Les autorisations étaient fixées en quantités cumulées annuelles, globalement ou pour certains radionucléides. Néanmoins, selon l’article 5 de l’arrêté du 10 août 1976 relatif aux règles générales applicables à la fixation des limites et modalités de rejet des effluents radioactifs gazeux, " pour certains types d’installations, les modalités de ces rejets, notamment leur répartition dans le temps, les dispositifs d’évacuation, etc., peuvent être adaptés en fonction des caractéristiques de l’environnement. On pourra en particulier définir des valeurs maximales pour les activités volumiques ajoutées après dispersion dans le milieu récepteur ". Pour les rejets liquides, l’article 5 de l’arrêté du 10 août 1976 fixait également des limites d’activité volumique de l’eau d’un fleuve, consécutivement au fonctionnement de l’ensemble des centrales de puissance d’un bassin.

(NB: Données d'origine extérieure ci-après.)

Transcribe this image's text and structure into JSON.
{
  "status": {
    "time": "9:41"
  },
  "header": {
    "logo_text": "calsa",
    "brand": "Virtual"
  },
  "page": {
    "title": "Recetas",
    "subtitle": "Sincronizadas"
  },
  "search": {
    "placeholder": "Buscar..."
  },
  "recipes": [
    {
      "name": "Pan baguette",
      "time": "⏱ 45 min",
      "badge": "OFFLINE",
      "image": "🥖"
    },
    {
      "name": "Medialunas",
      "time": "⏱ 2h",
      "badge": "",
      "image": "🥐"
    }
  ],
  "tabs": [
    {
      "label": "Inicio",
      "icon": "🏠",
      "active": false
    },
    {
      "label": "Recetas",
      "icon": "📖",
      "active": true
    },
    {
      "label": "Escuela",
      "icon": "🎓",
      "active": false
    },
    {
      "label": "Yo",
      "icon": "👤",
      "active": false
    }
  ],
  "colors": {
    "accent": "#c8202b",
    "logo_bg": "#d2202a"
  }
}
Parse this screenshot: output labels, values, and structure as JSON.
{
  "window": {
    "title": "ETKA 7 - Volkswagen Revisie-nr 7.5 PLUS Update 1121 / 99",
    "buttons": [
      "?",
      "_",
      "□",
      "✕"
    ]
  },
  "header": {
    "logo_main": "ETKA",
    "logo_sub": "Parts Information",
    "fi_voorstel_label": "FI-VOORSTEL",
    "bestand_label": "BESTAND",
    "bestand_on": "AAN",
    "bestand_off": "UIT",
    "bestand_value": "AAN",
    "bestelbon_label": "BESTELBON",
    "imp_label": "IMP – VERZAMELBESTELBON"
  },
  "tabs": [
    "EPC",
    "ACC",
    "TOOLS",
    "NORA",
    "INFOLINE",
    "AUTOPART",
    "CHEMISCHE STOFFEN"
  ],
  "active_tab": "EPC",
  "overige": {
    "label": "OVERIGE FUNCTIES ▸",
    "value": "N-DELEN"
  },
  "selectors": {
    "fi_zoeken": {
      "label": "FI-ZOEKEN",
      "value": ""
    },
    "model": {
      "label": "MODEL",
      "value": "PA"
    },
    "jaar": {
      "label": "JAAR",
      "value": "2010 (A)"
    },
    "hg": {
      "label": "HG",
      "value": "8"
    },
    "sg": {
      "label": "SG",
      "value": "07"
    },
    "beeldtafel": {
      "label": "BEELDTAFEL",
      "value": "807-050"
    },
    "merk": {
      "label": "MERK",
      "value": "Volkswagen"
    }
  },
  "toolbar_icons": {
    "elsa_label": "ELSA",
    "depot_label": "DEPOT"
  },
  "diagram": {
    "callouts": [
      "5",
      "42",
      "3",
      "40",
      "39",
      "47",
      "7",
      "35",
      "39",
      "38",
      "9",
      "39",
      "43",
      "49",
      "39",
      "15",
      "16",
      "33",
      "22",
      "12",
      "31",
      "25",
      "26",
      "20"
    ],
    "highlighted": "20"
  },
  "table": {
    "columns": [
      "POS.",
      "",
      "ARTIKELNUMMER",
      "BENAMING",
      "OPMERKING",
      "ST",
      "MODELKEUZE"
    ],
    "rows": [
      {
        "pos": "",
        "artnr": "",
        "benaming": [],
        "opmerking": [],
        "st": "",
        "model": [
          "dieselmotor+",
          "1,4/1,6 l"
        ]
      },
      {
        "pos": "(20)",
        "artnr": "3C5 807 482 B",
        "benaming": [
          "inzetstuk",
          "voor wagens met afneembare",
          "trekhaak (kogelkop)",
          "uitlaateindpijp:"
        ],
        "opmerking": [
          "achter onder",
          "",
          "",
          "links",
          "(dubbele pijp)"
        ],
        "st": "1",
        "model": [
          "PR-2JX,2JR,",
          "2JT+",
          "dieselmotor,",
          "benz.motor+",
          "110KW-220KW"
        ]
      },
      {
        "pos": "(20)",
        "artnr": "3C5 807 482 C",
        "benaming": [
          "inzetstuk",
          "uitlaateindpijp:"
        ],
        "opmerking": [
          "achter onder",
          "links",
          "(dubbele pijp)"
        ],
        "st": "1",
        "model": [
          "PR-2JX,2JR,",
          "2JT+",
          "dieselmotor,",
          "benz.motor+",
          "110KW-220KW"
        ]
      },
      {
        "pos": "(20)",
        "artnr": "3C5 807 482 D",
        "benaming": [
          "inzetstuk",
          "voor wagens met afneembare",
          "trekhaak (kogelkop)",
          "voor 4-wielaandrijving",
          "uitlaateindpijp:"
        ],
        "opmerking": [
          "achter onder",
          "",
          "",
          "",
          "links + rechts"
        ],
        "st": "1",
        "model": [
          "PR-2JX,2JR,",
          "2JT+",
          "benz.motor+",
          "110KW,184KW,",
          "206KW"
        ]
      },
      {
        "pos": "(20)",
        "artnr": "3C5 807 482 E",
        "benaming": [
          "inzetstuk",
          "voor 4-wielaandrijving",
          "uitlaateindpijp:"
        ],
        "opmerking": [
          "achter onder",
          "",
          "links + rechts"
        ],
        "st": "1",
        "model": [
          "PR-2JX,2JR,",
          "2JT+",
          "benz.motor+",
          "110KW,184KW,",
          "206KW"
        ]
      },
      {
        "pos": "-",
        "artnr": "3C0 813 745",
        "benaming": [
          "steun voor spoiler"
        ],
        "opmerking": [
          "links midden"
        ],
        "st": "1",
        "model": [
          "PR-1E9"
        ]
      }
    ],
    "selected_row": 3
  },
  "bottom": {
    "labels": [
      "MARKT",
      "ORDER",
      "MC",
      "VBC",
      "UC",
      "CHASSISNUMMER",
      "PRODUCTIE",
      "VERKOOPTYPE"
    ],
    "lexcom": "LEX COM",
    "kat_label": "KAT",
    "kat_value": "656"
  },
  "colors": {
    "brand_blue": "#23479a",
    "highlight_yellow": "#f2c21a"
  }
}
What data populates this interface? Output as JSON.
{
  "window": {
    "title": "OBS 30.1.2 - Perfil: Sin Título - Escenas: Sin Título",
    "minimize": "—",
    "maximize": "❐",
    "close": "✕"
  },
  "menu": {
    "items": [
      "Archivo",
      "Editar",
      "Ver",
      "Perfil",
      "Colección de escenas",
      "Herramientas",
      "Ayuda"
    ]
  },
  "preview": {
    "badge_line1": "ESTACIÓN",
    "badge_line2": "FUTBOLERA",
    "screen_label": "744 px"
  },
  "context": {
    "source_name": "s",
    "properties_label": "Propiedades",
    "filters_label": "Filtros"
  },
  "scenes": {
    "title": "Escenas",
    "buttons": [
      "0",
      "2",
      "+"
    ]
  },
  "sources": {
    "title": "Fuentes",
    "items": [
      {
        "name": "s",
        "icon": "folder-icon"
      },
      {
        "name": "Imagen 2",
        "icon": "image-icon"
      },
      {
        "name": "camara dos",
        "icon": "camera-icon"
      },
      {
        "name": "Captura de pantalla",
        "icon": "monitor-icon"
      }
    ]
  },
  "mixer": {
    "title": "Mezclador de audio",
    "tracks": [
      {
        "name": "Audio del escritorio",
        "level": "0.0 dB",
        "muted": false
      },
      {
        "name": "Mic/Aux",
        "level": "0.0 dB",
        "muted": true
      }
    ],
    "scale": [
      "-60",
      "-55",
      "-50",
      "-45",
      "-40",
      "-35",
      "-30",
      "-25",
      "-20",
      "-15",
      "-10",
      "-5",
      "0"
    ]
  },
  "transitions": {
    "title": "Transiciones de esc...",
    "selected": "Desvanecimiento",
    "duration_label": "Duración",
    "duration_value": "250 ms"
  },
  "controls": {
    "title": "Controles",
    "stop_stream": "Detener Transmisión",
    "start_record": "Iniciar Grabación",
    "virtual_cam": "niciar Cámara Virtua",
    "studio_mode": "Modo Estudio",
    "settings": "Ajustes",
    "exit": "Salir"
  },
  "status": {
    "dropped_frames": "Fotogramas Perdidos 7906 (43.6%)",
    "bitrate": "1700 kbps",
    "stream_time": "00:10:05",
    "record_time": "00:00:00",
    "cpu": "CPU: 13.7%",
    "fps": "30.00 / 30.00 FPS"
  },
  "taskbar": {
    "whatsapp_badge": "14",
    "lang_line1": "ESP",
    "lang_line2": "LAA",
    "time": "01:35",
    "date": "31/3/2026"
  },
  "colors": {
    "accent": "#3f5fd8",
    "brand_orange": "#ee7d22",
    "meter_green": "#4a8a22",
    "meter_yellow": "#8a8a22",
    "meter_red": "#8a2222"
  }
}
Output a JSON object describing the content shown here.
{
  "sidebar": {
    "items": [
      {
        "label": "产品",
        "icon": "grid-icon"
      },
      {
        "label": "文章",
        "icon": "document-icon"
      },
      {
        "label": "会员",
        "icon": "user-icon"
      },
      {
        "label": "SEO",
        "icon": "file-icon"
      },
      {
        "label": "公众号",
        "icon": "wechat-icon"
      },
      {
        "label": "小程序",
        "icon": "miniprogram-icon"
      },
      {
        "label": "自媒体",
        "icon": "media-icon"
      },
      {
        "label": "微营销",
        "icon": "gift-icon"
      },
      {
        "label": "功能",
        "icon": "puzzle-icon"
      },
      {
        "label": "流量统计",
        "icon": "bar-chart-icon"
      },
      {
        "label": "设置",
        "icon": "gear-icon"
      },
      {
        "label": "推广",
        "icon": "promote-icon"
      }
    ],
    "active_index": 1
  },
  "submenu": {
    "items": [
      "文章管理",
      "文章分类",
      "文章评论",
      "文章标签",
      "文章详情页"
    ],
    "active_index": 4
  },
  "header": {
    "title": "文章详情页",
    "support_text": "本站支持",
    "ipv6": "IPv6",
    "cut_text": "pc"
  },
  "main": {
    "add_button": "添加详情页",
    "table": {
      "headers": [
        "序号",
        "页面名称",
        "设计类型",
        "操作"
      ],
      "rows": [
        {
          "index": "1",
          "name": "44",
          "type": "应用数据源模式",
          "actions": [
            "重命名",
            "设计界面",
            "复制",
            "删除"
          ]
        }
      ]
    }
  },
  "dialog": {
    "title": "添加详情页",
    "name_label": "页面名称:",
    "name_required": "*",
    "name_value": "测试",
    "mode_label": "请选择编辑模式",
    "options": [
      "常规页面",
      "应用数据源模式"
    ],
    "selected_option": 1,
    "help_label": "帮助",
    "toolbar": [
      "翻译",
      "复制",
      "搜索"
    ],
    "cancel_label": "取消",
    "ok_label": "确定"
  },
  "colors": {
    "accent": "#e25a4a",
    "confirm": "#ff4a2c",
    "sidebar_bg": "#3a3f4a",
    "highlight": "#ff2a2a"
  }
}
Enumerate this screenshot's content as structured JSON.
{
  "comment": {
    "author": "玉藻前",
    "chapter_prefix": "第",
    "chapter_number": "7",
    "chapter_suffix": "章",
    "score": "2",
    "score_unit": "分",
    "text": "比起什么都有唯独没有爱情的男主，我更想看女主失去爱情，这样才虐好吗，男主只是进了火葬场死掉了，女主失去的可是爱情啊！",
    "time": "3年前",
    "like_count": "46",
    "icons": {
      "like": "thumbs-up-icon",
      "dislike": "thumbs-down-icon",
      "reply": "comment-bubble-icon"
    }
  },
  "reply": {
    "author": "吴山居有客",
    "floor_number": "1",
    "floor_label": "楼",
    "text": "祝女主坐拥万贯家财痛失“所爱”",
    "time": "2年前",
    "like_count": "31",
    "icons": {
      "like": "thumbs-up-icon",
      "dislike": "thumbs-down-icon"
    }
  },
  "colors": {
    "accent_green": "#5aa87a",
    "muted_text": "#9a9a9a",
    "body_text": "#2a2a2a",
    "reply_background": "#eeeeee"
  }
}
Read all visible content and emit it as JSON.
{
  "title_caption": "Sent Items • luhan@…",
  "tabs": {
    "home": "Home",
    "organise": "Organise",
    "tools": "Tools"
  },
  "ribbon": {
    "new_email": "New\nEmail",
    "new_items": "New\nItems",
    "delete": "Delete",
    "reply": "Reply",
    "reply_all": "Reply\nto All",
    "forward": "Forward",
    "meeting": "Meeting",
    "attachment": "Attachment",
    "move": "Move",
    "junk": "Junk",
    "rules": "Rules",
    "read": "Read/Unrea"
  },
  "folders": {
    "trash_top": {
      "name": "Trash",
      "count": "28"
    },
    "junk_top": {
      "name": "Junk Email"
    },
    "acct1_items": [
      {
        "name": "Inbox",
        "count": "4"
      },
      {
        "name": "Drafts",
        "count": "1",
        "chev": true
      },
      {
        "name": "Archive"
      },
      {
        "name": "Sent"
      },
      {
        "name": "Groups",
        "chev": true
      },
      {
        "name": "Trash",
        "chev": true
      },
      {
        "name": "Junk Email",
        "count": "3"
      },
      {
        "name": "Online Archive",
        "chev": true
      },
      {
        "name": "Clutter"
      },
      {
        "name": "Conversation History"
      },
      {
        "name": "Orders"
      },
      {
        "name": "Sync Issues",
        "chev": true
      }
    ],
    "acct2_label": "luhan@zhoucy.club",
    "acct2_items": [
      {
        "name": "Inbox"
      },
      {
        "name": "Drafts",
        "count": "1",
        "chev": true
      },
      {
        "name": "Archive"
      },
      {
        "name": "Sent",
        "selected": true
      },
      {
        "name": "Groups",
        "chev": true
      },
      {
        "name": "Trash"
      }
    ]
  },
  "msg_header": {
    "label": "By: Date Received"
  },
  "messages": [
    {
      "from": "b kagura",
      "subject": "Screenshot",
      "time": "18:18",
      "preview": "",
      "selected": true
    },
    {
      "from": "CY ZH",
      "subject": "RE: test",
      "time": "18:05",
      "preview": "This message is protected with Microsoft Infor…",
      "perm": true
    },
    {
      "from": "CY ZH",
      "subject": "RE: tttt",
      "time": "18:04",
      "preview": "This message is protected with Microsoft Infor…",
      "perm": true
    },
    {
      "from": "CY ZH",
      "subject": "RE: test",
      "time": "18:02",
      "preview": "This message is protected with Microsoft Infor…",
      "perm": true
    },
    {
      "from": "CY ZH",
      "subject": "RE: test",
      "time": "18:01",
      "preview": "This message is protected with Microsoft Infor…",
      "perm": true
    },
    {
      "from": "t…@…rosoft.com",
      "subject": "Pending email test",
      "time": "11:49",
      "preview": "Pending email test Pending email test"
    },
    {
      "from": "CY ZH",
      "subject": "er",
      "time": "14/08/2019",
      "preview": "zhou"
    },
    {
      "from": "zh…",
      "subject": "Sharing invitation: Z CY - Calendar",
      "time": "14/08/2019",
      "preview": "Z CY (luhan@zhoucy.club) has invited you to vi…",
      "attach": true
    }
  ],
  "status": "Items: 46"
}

3.1.2. Le décret n° 95-540 du 4 mai 1995

Le texte fondamental qui modifie la procédure d’autorisation de rejets est le décret n° 95-540 du 4 mai 1995 relatif aux rejets d’effluents liquides et gazeux et aux prélèvements d’eau des installations nucléaires de base.

Auparavant, la loi n° 92-3 du 3 janvier 1992 sur l’eau et son décret d’application n° 93-742 relatif aux procédures d’autorisation et de déclaration prévues par l’article 10 avaient modifié le régime d’autorisation des prélèvements d’eau et de rejets non radioactifs par les installations nucléaires de base. Ces autorisations, délivrées par arrêté préfectoral, étaient devenues limitées dans le temps.

Par souci de simplification et de clarté, le décret n° 95-540 du 4 mai 1995 regroupe les autorisations interministérielles de rejets radioactifs et les autorisations préfectorales de prélèvements d’eau et de rejets non radioactifs.

De surcroît, la Direction de la sûreté des installations nucléaires voit son importance renforcée dans le dispositif, puisqu’elle est chargée de l’instruction des demandes d’autorisation, pour le compte des ministères de l’industrie et de l’environnement.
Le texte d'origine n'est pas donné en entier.